Inside, I’m on fire with injustice and hatred. Ivan’s my dad recast in shoddy metal that deserves to be smelted down and made into an ugly ass spade to dig a grave to bury the thing in.
Bent cop. Evil cop. Worst kind of lowlife bastard.
“What’s that smell?” I answer. Not very cleverly, but under this pressure it’s the only insult I can summon. “Oh. It’s rat cop stench. You’ve been mixing with the wrong people, so I’m guessing money means more than principles or catching bad guys.

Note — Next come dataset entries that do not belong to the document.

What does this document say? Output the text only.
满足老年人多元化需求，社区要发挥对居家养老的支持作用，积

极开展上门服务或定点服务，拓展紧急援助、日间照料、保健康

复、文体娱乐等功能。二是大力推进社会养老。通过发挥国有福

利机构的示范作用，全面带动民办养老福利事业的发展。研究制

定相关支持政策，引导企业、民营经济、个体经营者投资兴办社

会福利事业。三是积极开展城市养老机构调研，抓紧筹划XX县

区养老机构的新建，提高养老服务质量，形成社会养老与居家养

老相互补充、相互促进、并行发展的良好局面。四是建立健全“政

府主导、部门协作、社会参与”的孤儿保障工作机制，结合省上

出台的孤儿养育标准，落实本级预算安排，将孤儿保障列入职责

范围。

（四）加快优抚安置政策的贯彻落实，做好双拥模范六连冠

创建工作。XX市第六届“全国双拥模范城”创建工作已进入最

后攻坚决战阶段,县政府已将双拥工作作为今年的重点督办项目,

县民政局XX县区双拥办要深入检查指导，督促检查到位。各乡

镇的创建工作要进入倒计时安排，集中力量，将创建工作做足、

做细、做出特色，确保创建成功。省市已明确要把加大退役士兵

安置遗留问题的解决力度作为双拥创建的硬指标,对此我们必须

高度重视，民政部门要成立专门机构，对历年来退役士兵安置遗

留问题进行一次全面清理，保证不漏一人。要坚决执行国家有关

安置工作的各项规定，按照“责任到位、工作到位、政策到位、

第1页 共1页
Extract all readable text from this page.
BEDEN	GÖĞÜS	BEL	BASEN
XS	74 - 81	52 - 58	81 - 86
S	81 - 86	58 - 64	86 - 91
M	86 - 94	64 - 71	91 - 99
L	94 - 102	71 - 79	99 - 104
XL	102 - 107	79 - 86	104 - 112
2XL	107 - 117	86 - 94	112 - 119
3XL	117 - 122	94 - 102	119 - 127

You stink of bad shit, Falco. Your family must be so proud.”
His eyes screw up with menace. “Sweet. You’d break my heart if I cared. Bet Bullet Man will be gut-speared I’ve trumped him with his squeeze. Your dad and me go way back. Your dad would hand pick me as your future date.”
“If you’re allied with my dad, then I’d die before I’d ever listen to either of you. He’ll screw you in the end. He does that, old habits die hard. He’ll fuck you over and leave you bleeding. He’s that kinda guy.”
Ivan’s smile returns and this one is smug central. “Your dad’s just escaped Gonzales. Your cop bodyguard may look great in a suit, but outnumbered he sucked. You can maybe send flowers to his family and a note that you were the last one to see him alive and send him in there. Duff move, babe.”